Have started another recommendation from here. It's about making divorce the best thing to ever happen to you. Sorry if I can't recall the title. I read on a kindle and I find I don't pay as much attention the title of a book once I begin reading it. There is something to be said for real, actual books. 
I have been reading other posts on all topics separation/divorce. At this point I believe divorce is coming for us. Just a feeling I got the last time we interacted. She has stated on multiple occasions that she wants nothing in terms of a settlement, in the event of a divorce. She does not want lawyers involved. There is big part of me that believes her. I think she is feeling guilty about the situation as she left me and not vice versa. I guess I am curious about others experiences with this. 
I am not jumping the gun here. I know this will be a long process. I am at a point right now where I am seeking information on all related items with my situation.


----------



## HD1970 (Aug 26, 2013)

Its been a little while since I posted on here. I think this thread will probably wander around different topics as I post. I have been on the site almost daily just checking in and taking what I can from the other posts. I have also been referring to this thread on occasion. That's part of the reason why I do not want to start new threads for posts that may not seem connected. 

I think things have been going well over the last couple of weeks. I have started to talk with a couple friends/family that have been through the same situation. This has been helpful to hear about their process/situation. I have not starting talking to a professional yet. I intend to but just have not figured out how to go about it. There is quite an extensive list when you look in the yellow pages. Very soon though i will get something set up. I am quite confused now which is why I am posting.

Over the last 3-4 weeks my wife and myself have been getting together for supper once a week. (going on dates, I guess) Just to see each other, catch up, get updates on where each other is at in this thing. So, first of all, on our second "date" she tells me she is starting to deal with some heavy co-dependence issues and needs to work on herself before she can think about us. I agree(d) with her totally. Still, though, it is a little out of left field for me. When the separation started, it was because she felt she was not sure that our life was what she wanted. 
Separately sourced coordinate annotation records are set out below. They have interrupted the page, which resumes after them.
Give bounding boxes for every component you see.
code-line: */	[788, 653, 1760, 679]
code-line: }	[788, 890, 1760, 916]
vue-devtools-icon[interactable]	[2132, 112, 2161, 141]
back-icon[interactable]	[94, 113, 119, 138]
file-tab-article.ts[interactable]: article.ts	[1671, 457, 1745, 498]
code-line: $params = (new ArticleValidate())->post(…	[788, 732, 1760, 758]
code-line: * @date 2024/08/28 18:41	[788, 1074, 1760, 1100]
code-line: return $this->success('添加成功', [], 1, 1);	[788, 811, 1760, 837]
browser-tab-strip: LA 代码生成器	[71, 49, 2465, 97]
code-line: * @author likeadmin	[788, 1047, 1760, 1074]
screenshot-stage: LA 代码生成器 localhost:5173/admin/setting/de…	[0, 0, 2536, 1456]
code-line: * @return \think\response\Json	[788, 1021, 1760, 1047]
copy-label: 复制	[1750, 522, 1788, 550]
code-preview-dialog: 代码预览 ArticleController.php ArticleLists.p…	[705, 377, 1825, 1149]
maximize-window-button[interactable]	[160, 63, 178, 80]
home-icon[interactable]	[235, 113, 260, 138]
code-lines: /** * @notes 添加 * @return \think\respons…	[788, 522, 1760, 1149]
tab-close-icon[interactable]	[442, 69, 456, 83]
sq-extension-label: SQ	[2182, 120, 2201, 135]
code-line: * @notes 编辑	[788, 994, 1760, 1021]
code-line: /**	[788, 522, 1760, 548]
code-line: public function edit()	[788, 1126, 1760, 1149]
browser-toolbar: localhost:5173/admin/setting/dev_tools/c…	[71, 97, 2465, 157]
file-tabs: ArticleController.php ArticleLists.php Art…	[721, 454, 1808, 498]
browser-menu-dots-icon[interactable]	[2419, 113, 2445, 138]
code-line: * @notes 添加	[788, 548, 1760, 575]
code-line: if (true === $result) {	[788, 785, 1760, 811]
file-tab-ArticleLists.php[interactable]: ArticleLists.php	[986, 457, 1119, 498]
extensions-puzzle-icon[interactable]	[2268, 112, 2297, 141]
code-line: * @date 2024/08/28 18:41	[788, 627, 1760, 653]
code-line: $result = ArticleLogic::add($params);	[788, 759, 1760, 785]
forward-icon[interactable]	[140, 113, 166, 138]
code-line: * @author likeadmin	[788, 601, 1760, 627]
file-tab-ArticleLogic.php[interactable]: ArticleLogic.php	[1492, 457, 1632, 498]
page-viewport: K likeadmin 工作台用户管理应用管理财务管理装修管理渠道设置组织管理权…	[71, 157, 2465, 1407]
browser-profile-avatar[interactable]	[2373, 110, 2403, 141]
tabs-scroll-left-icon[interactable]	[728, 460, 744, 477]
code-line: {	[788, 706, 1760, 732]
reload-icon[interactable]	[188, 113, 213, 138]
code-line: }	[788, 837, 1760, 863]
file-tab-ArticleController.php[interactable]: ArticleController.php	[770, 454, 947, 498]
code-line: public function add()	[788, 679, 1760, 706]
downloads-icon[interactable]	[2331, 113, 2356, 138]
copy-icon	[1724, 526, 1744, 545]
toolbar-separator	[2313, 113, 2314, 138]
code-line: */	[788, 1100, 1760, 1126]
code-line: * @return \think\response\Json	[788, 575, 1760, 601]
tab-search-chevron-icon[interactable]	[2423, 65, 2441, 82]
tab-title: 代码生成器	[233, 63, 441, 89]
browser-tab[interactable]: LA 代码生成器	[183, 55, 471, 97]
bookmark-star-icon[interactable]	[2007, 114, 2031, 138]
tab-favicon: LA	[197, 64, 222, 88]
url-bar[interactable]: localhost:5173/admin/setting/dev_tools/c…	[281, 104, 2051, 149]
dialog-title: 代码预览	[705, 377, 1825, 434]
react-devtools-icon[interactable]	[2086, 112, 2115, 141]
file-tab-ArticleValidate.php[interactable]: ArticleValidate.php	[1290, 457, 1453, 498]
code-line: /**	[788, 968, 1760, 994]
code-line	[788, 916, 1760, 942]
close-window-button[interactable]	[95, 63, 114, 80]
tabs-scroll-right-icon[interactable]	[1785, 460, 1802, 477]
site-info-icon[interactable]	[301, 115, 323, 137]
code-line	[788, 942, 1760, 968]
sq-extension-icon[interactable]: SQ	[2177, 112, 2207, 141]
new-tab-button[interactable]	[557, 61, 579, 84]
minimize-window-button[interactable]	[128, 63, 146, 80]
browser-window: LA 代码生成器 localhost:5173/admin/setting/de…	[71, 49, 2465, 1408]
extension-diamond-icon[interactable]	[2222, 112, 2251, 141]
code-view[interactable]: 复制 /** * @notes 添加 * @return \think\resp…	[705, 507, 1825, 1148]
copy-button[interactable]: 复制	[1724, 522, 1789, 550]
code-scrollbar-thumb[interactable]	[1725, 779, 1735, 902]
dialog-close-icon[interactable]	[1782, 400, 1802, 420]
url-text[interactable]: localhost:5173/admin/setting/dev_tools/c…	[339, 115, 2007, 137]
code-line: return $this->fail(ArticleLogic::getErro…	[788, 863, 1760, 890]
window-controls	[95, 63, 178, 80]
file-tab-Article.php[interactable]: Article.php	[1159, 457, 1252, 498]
Last night we go out for our third "date". Over supper she asks if I would be interested in marriage counseling. (I brought this up when we first started our separation and she wanted nothing to do with it.) I was quite surprised by this and all I could think of saying was "I suggested this and you said no" Not with a real ignorant tone but I got my point across. Eventually I said that I am open to it but I need to spend time on myself right and before we look at working together on our marriage. 

We discuss me working on me for a bit and I tell that I know of some things I can work on but I am not sure exactly what is was I did or didn't do to make her want to leave. She asked me if I wanted her to tell me. I said no. I did not feel like listening to her tell me all the things that are wrong with me. As well, I started to think about it, who says she is right? I'm reading these self help books, posts on this site, checking out other sources and I am having a bit of a hard time relating to a lot of it. Who is to say that how I am as a person is wrong? 

I have been practicing 180. This was easy off the start because she was not contacting me at all. It still is easy but she has been texting me a lot more frequently over the last little bit. After her demeanor off the start it just seems strange is all.

Anyhow, to wrap this up the gist of this post is that I am confused because it seems I am dealing with a slightly different situation then originally thought, I am wondering about working on me and I have to admit that I am starting to get used to living my life by myself. Thanks for reading and any replies you guys post.


----------



## angstire (Jun 4, 2013)

Keep working on yourself. That will pay dividends no matter what happens with your marriage.

If you still love her and she's working on her stuff, then try MC. Don't move back in together, keep working on you and see how the MC goes. But, if you're done at this point and can't trust her; the dance of reconciliation won't end any differently than the track it's been on so far.

Good luck.


----------